Hayduke Trail – Day 11 (24 miles)

Hayduke Trail – Day 11 (24 miles)

After yesterday afternoons problem of not finding the way down the cliff, I was a bit worried getting up this morning.

After a bit of searching I found a route that was fairly steep but relatively straightforward. I was down. I walked along the creek bed for about half a mile and then turned to skirt along the bottom of the cliff I just descended.

I was heading for Swap Canyon, but first I ducked down into another canyon to get some much-needed water. I filled up 3 litres and drank 2 straight away.

Two problems solved this morning.

I climbed straight out the other side of the canyon and headed for Swap a few miles further on. When I got there, I tried a few side washes into the canyon but kept getting cliffed out. I found one that went on my third attempt.

Swap turned out to be an easy walk on a nice, flat dry creek bed. Along the way, I passed a couple of very small springs. At the second one, I wanted to fill up as I was facing a 20-mile dry stretch. The tiny flow was too small to use so I dug a little hole.

I kept on following Swap down until it opened out onto the Grand Gulch, a massive valley that runs along the eastern boarder of Capital Reef NP.

Here I got on a rather high use dirt road and used it to get up Burr Canyon. I continued to walk up as a few cars drove past, watching me rather curiously.

When I got to the top I turned off the road and went down into Mukey Twist Canyon. I spent the rest of the afternoon in awe. The canyon was magnificent, with caves, slot canyons and some of the most impressive sandstone walls I’ve ever seen. The walls of the canyon were vertical and were so slick and smooth.

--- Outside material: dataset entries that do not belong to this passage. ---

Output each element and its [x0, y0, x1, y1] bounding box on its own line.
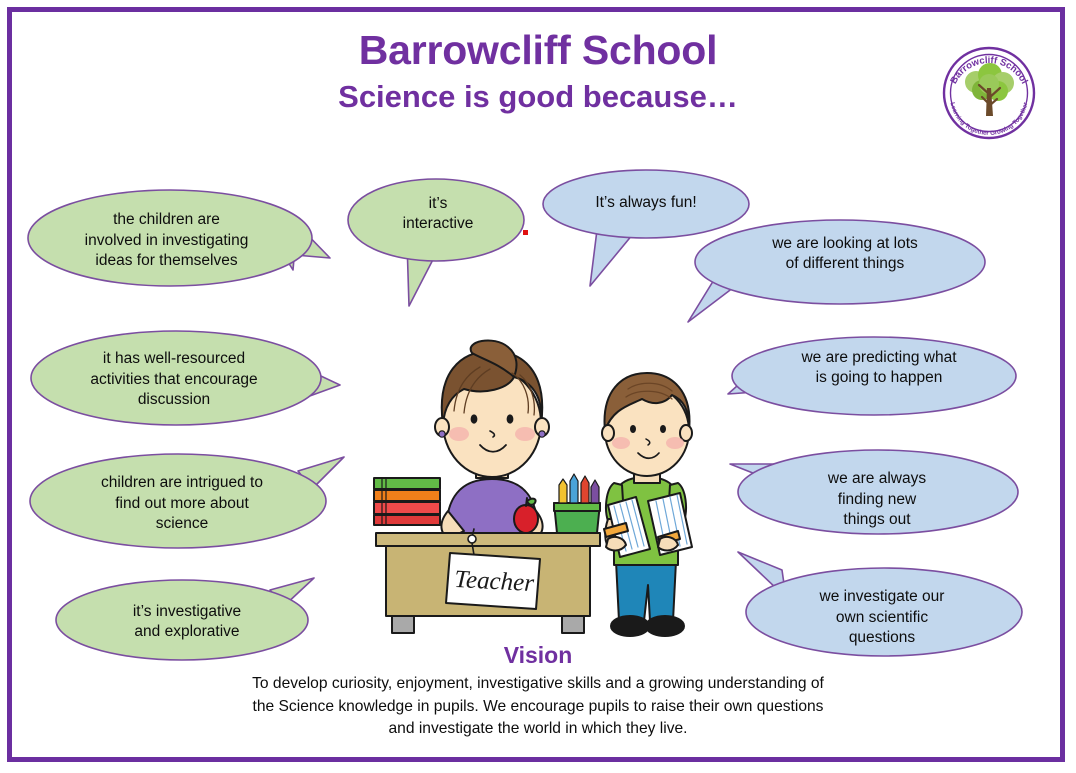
desk-sign-label: Teacher: [454, 566, 535, 597]
bubble-lots-different-things[interactable]: we are looking at lots of different thin…: [688, 212, 988, 330]
bubble-predicting[interactable]: we are predicting what is going to happe…: [728, 332, 1020, 432]
vision-heading: Vision: [0, 642, 1076, 669]
vision-line: and investigate the world in which they …: [188, 718, 888, 741]
school-logo: Barrowcliff School Learning Together Gro…: [938, 42, 1040, 144]
vision-line: the Science knowledge in pupils. We enco…: [188, 696, 888, 719]
bubble-children-investigating[interactable]: the children are involved in investigati…: [25, 186, 330, 296]
page-title: Barrowcliff School: [0, 28, 1076, 74]
bubble-intrigued-find-out[interactable]: children are intrigued to find out more …: [26, 443, 344, 555]
vision-body: To develop curiosity, enjoyment, investi…: [188, 673, 888, 741]
poster-header: Barrowcliff School Science is good becau…: [0, 28, 1076, 115]
poster-canvas: Barrowcliff School Science is good becau…: [0, 0, 1076, 773]
page-subtitle: Science is good because…: [0, 78, 1076, 115]
bubble-finding-new-things[interactable]: we are always finding new things out: [730, 440, 1020, 552]
red-dot-marker: [523, 230, 528, 235]
teacher-pupil-illustration: Teacher: [368, 333, 708, 648]
vision-line: To develop curiosity, enjoyment, investi…: [188, 673, 888, 696]
bubble-interactive[interactable]: it’s interactive: [345, 172, 531, 312]
bubble-well-resourced[interactable]: it has well-resourced activities that en…: [28, 325, 340, 435]
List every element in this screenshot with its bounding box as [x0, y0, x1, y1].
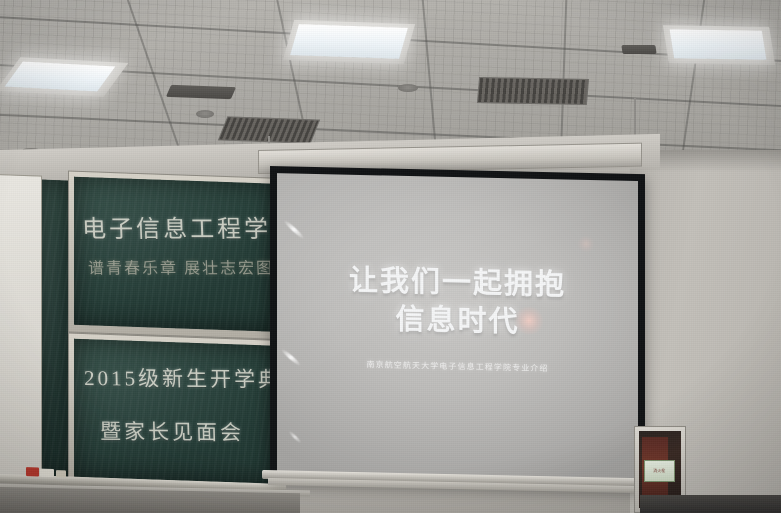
classroom-photo-scene: 电子信息工程学院 谱青春乐章 展壮志宏图 2015级新生开学典礼 暨家长见面会 …	[0, 0, 781, 513]
ceiling-speaker-icon	[196, 110, 214, 118]
slide-title-line2: 信息时代	[277, 293, 638, 343]
projection-screen-surface[interactable]: 让我们一起拥抱 信息时代 南京航空航天大学电子信息工程学院专业介绍	[277, 173, 638, 480]
blackboard-track-panel	[42, 180, 68, 477]
projection-screen-frame: 让我们一起拥抱 信息时代 南京航空航天大学电子信息工程学院专业介绍	[270, 166, 645, 489]
blackboard-upper-line2: 谱青春乐章 展壮志宏图	[88, 254, 275, 278]
air-vent-right-icon	[477, 77, 589, 105]
blackboard-lower-line1: 2015级新生开学典礼	[84, 362, 278, 394]
blackboard-lower-line2: 暨家长见面会	[100, 416, 245, 447]
blackboard-assembly: 电子信息工程学院 谱青春乐章 展壮志宏图 2015级新生开学典礼 暨家长见面会	[0, 168, 288, 498]
ceiling-speaker-right-icon	[398, 84, 418, 92]
ceiling-light-right	[670, 29, 767, 60]
floor-strip	[640, 495, 781, 513]
lens-flare-spot-small	[577, 236, 595, 252]
reflection-streak	[288, 430, 302, 443]
ceiling-slot-dark-right-icon	[621, 45, 656, 54]
ceiling-light-left	[5, 62, 116, 92]
whiteboard-side-panel[interactable]	[0, 174, 42, 478]
lens-flare-spot	[514, 306, 544, 335]
blackboard-lower[interactable]: 2015级新生开学典礼 暨家长见面会	[74, 339, 278, 484]
chalk-tray-item-eraser	[56, 470, 66, 477]
ceiling-slot-dark-icon	[166, 85, 236, 99]
blackboard-upper[interactable]: 电子信息工程学院 谱青春乐章 展壮志宏图	[74, 177, 278, 332]
blackboard-upper-line1: 电子信息工程学院	[81, 209, 278, 244]
cabinet-sign: 消火栓	[644, 460, 675, 482]
chalk-tray-item-white	[40, 469, 54, 477]
ceiling-light-center	[290, 24, 408, 59]
chalk-tray-item-red	[26, 467, 39, 476]
reflection-streak	[283, 219, 305, 240]
slide-subtitle: 南京航空航天大学电子信息工程学院专业介绍	[277, 357, 638, 376]
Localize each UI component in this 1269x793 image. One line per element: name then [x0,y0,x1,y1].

At first, I walked with a lady who was out for a day hike. We chatted for a little while before she wanted to slow down and I wanted to speed up. For the rest of the afternoon, I wasted battery taking so many photos. If you are ever near Capitol Reef NP make sure you come check Lower Mukey Twist Canyon out. It is approx. 20 miles from one trailhead to the other and would make an excellent overnighter). I walked till dusk and watched the setting sun light up the rocks all around me.